My first step was to cut the lexan and silicone it together to create the box.










I started out by cutting out the design of the bottom and then bending the front to fit using a heat gun and a lot of patience. After that was attached, I cut out the side and back and siliconed everything together. I cut an extra piece of lexan to act as a sort of waterfall. If you look at the picture, you see a cutout in the back left corner where the filter goes. This sits higher than the rest of the box so that the water can flow down the waterfall. In retrospect, I should have bent the front, attached the sides, then cut out the bottom to match. Bending lexan is not too difficult, but I gave it too complex a shape to be easily done. If you look closely, on the right hand side, you can see a crack from when I tried to push things a little too quickly.

The next step was to test for leaks and patch as necessary. This was the tricky part, as it took almost a full week of testing and siliconing until it could finally hold water. A good note is to be a generous as possible with the silicone, if you try to skimp, its not going to work, it doesnt matter how bad it looks, just as long as it functions. Everything will be covered up later.

After the tank "passed" I siliconed a few pieces of flat slate to the sides that would be visible in the tank (the tank sits in a corner, so the left and back are blocked from view, this is the "ugly side" of the tank). Once the rocks were secure, I filled in the gaps, and covered the top edge as well as the waterfall with greatstuff insulating foam. I needed to do two passes over the waterfall to build up the outer edges, as the wet greatstuff kept flopping over. Once that dried, I covered it with a layer of silicone by spreading it out with a gloved hand. I pressed dry peat moss into the silicone to try and cover everything up. After a few hours, I brush off the excess peat, apply more silicone to the bare spots, and press in more peat.










So, thats the step that I am at. Hopefully I can get the rest of the greatstuff covered with silicone and peat by the end of the day, and I can start letting it cure.

The rest of my plans are to complete the box, and plant it, once that goes into the tank, I will start working on my removable background.[/url]


----------



## naegling23 (Jan 4, 2008)

finished the box, placed it into the tank. Not good.

I am faced with two basic problems.

1) it floats. I need more rocks in the bottom to keep it sunken.

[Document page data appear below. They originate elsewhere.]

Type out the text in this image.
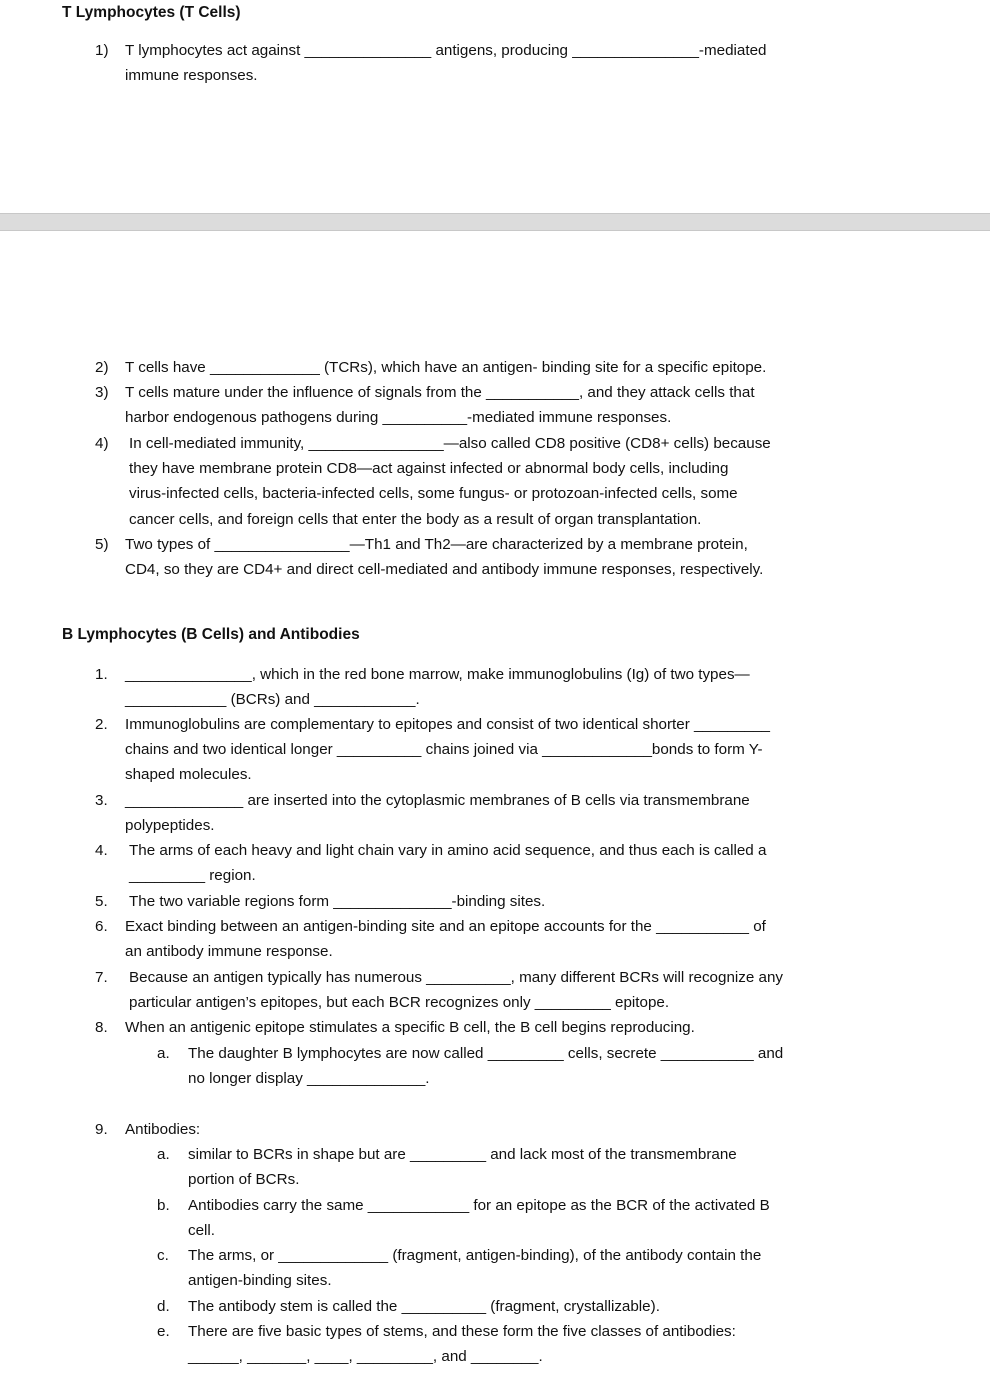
T Lymphocytes (T Cells)
1)	T lymphocytes act against _______________ antigens, producing _______________-mediated
immune responses.
2)	T cells have _____________ (TCRs), which have an antigen- binding site for a specific epitope.
3)	T cells mature under the influence of signals from the ___________, and they attack cells that
harbor endogenous pathogens during __________-mediated immune responses.
4)	In cell-mediated immunity, ________________—also called CD8 positive (CD8+ cells) because
they have membrane protein CD8—act against infected or abnormal body cells, including
virus-infected cells, bacteria-infected cells, some fungus- or protozoan-infected cells, some
cancer cells, and foreign cells that enter the body as a result of organ transplantation.
5)	Two types of ________________—Th1 and Th2—are characterized by a membrane protein,
CD4, so they are CD4+ and direct cell-mediated and antibody immune responses, respectively.
1.	_______________, which in the red bone marrow, make immunoglobulins (Ig) of two types—
____________ (BCRs) and ____________.
2.	Immunoglobulins are complementary to epitopes and consist of two identical shorter _________
chains and two identical longer __________ chains joined via _____________bonds to form Y-
shaped molecules.
3.	______________ are inserted into the cytoplasmic membranes of B cells via transmembrane
polypeptides.
4.	The arms of each heavy and light chain vary in amino acid sequence, and thus each is called a
_________ region.
5.	The two variable regions form ______________-binding sites.
6.	Exact binding between an antigen-binding site and an epitope accounts for the ___________ of
an antibody immune response.
7.	Because an antigen typically has numerous __________, many different BCRs will recognize any
particular antigen’s epitopes, but each BCR recognizes only _________ epitope.
8.	When an antigenic epitope stimulates a specific B cell, the B cell begins reproducing.
a.	The daughter B lymphocytes are now called _________ cells, secrete ___________ and
no longer display ______________.
9.	Antibodies:
a.	similar to BCRs in shape but are _________ and lack most of the transmembrane
portion of BCRs.
b.	Antibodies carry the same ____________ for an epitope as the BCR of the activated B
cell.
c.	The arms, or _____________ (fragment, antigen-binding), of the antibody contain the
antigen-binding sites.
d.	The antibody stem is called the __________ (fragment, crystallizable).
e.	There are five basic types of stems, and these form the five classes of antibodies:
______, _______, ____, _________, and ________.
B Lymphocytes (B Cells) and Antibodies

So I'll have to redo the soil part and bury more rocks underneat. Not a big deal.

2) the waterfall does not work. It doesnt leak, but my filter does not sit correctly into it, so the water either does not reach the stream, or runs partly down the side and into the planter box.

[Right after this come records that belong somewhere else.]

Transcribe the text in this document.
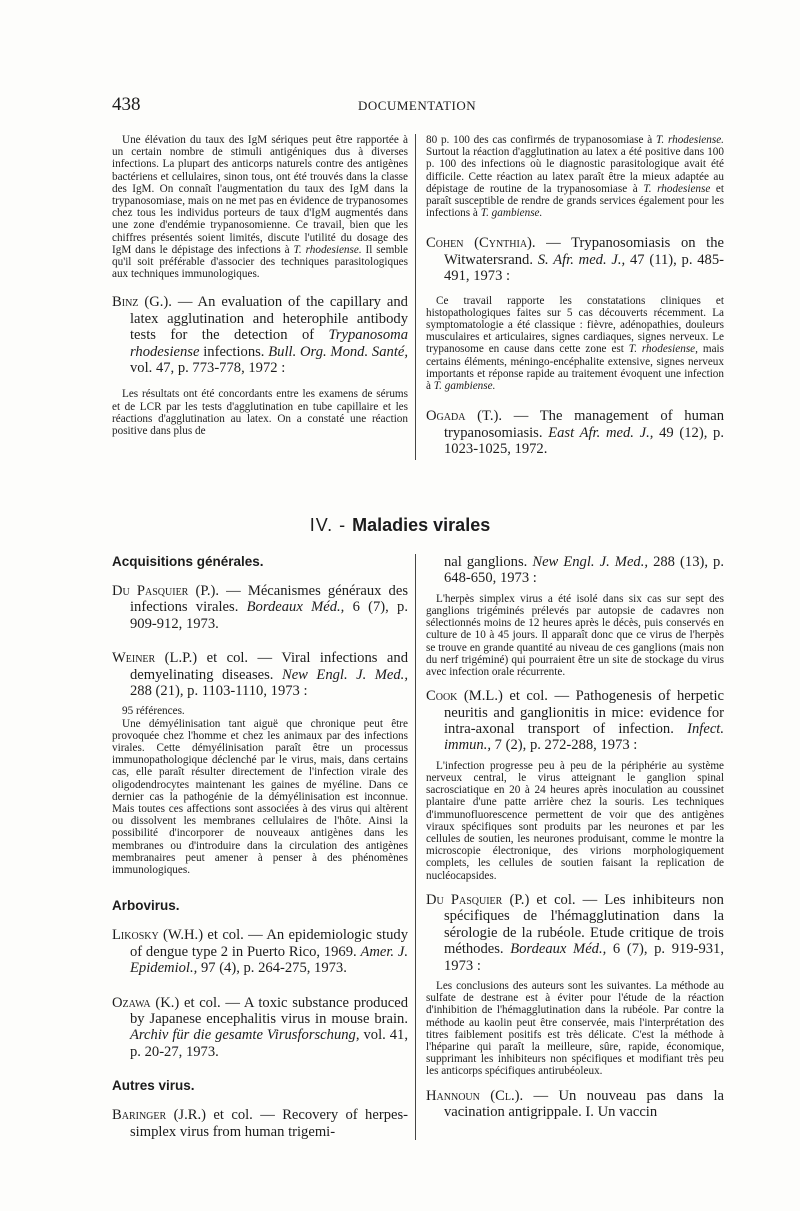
438	DOCUMENTATION

Une élévation du taux des IgM sériques peut être rapportée à un certain nombre de stimuli antigéniques dus à diverses infections. La plupart des anticorps naturels contre des antigènes bactériens et cellulaires, sinon tous, ont été trouvés dans la classe des IgM. On connaît l'augmentation du taux des IgM dans la trypanosomiase, mais on ne met pas en évidence de trypanosomes chez tous les individus porteurs de taux d'IgM augmentés dans une zone d'endémie trypanosomienne. Ce travail, bien que les chiffres présentés soient limités, discute l'utilité du dosage des IgM dans le dépistage des infections à T. rhodesiense. Il semble qu'il soit préférable d'associer des techniques parasitologiques aux techniques immunologiques.

Binz (G.). — An evaluation of the capillary and latex agglutination and heterophile antibody tests for the detection of Trypanosoma rhodesiense infections. Bull. Org. Mond. Santé, vol. 47, p. 773-778, 1972 :

Les résultats ont été concordants entre les examens de sérums et de LCR par les tests d'agglutination en tube capillaire et les réactions d'agglutination au latex. On a constaté une réaction positive dans plus de

80 p. 100 des cas confirmés de trypanosomiase à T. rhodesiense. Surtout la réaction d'agglutination au latex a été positive dans 100 p. 100 des infections où le diagnostic parasitologique avait été difficile. Cette réaction au latex paraît être la mieux adaptée au dépistage de routine de la trypanosomiase à T. rhodesiense et paraît susceptible de rendre de grands services également pour les infections à T. gambiense.

Cohen (Cynthia). — Trypanosomiasis on the Witwatersrand. S. Afr. med. J., 47 (11), p. 485-491, 1973 :

Ce travail rapporte les constatations cliniques et histopathologiques faites sur 5 cas découverts récemment. La symptomatologie a été classique : fièvre, adénopathies, douleurs musculaires et articulaires, signes cardiaques, signes nerveux. Le trypanosome en cause dans cette zone est T. rhodesiense, mais certains éléments, méningo-encéphalite extensive, signes nerveux importants et réponse rapide au traitement évoquent une infection à T. gambiense.

Ogada (T.). — The management of human trypanosomiasis. East Afr. med. J., 49 (12), p. 1023-1025, 1972.

IV. - Maladies virales

Acquisitions générales.

Du Pasquier (P.). — Mécanismes généraux des infections virales. Bordeaux Méd., 6 (7), p. 909-912, 1973.

Weiner (L.P.) et col. — Viral infections and demyelinating diseases. New Engl. J. Med., 288 (21), p. 1103-1110, 1973 :

95 références.

Une démyélinisation tant aiguë que chronique peut être provoquée chez l'homme et chez les animaux par des infections virales. Cette démyélinisation paraît être un processus immunopathologique déclenché par le virus, mais, dans certains cas, elle paraît résulter directement de l'infection virale des oligodendrocytes maintenant les gaines de myéline. Dans ce dernier cas la pathogénie de la démyélinisation est inconnue. Mais toutes ces affections sont associées à des virus qui altèrent ou dissolvent les membranes cellulaires de l'hôte. Ainsi la possibilité d'incorporer de nouveaux antigènes dans les membranes ou d'introduire dans la circulation des antigènes membranaires peut amener à penser à des phénomènes immunologiques.

Arbovirus.

Likosky (W.H.) et col. — An epidemiologic study of dengue type 2 in Puerto Rico, 1969. Amer. J. Epidemiol., 97 (4), p. 264-275, 1973.

Ozawa (K.) et col. — A toxic substance produced by Japanese encephalitis virus in mouse brain. Archiv für die gesamte Virusforschung, vol. 41, p. 20-27, 1973.

Autres virus.

Baringer (J.R.) et col. — Recovery of herpes-simplex virus from human trigemi-

nal ganglions. New Engl. J. Med., 288 (13), p. 648-650, 1973 :

L'herpès simplex virus a été isolé dans six cas sur sept des ganglions trigéminés prélevés par autopsie de cadavres non sélectionnés moins de 12 heures après le décès, puis conservés en culture de 10 à 45 jours. Il apparaît donc que ce virus de l'herpès se trouve en grande quantité au niveau de ces ganglions (mais non du nerf trigéminé) qui pourraient être un site de stockage du virus avec infection orale récurrente.

Cook (M.L.) et col. — Pathogenesis of herpetic neuritis and ganglionitis in mice: evidence for intra-axonal transport of infection. Infect. immun., 7 (2), p. 272-288, 1973 :

L'infection progresse peu à peu de la périphérie au système nerveux central, le virus atteignant le ganglion spinal sacrosciatique en 20 à 24 heures après inoculation au coussinet plantaire d'une patte arrière chez la souris. Les techniques d'immunofluorescence permettent de voir que des antigènes viraux spécifiques sont produits par les neurones et par les cellules de soutien, les neurones produisant, comme le montre la microscopie électronique, des virions morphologiquement complets, les cellules de soutien faisant la replication de nucléocapsides.

Du Pasquier (P.) et col. — Les inhibiteurs non spécifiques de l'hémagglutination dans la sérologie de la rubéole. Etude critique de trois méthodes. Bordeaux Méd., 6 (7), p. 919-931, 1973 :

Les conclusions des auteurs sont les suivantes. La méthode au sulfate de destrane est à éviter pour l'étude de la réaction d'inhibition de l'hémagglutination dans la rubéole. Par contre la méthode au kaolin peut être conservée, mais l'interprétation des titres faiblement positifs est très délicate. C'est la méthode à l'héparine qui paraît la meilleure, sûre, rapide, économique, supprimant les inhibiteurs non spécifiques et modifiant très peu les anticorps spécifiques antirubéoleux.

Hannoun (Cl.). — Un nouveau pas dans la vacination antigrippale. I. Un vaccin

I had to remove the box from the tank...very frustrated last night....Im calmer and have a clearer head today though. Im going to have to fix the waterfall, im not too sure what im going to do yet, but it looks like either trimming some greatstuff away, or building up more. Im also going to remove the soil and put more rocks in the bottom of it.

On another note, it seems solid, at least it didnt fall apart on me. And it is larger than I anticipated. So, the water/fish part will be more limited than I thought it would be (originally I thought 1/3-1/2 land, im looking at more in the range of 1/2-2/3 land). No room for my driftwood, aquatic plants, or rockpiles in there, and my fish choice will be limited to a single betta I think. Hopefully I can have it in the tank later this week post some pics, and start on my background.


----------



## naegling23 (Jan 4, 2008)

grrrr....so, there were still a few issues with the beta 0.2 version.

I fixed the waterfall, added more great stuff and covered it up. Added more rocks to the bottom, and poped it in there. The good news is that the waterfall worked well. It was still floating a bit (but not as bad as before) so I started to remove the soil to add more rocks. Thats when I discoverd at least 2 leaks!!! I know I thoroughly leak tested this thing before adding the slate to it.....so, its back to siliconing the box. I'll keep you posted on all this. My plan is to get it resealed in the two spots that are leaking, then fill the bottom up with washed landscaping gravel to give it enough weight. We will see


----------



## the General (Aug 26, 2007)

I recently got into DIYing stuff with acrylic myself and learned that silicone is absolutely useless on it if you want a water-tight seal. You might want to look into getting some weld-on, it actually welds pieces of acrylic together. It takes a bit of practice to get your seals right but the end results are worth it (mainly cause they actually hold, haha). It can be a bit of a pain to get since 9/11 has tagged hazmat charges onto shipping it, but its not too bad. Check out the articles here on using acrylic, they're great and sure helped me out a lot. here's one of the links: http://cichlid-forum.com/articles/diy_acrylic.php

Just be careful with it and don't breathe the fumes in; you can practically smell the cancer in this stuff.


----------



## naegling23 (Jan 4, 2008)

I'll look into the weld-on, as well as an epoxy that I have heard works well.

The silicone I bought was listed as aquarium safe, and listed as working with acrylic, or lexan, or whatever the stuff I bought was.

Currently, I patched one small leak, and will test it hopefully today. The box has been filled with water, and that was the only one that I found. Since im so frustrated with it, when I find a leak, I dump a huge glob of silicone on the area and then smooth it out. So far this has worked with other leaks.


----------



## F8LBITEva (Nov 9, 2007)

well....Mr Bananas likes it.


----------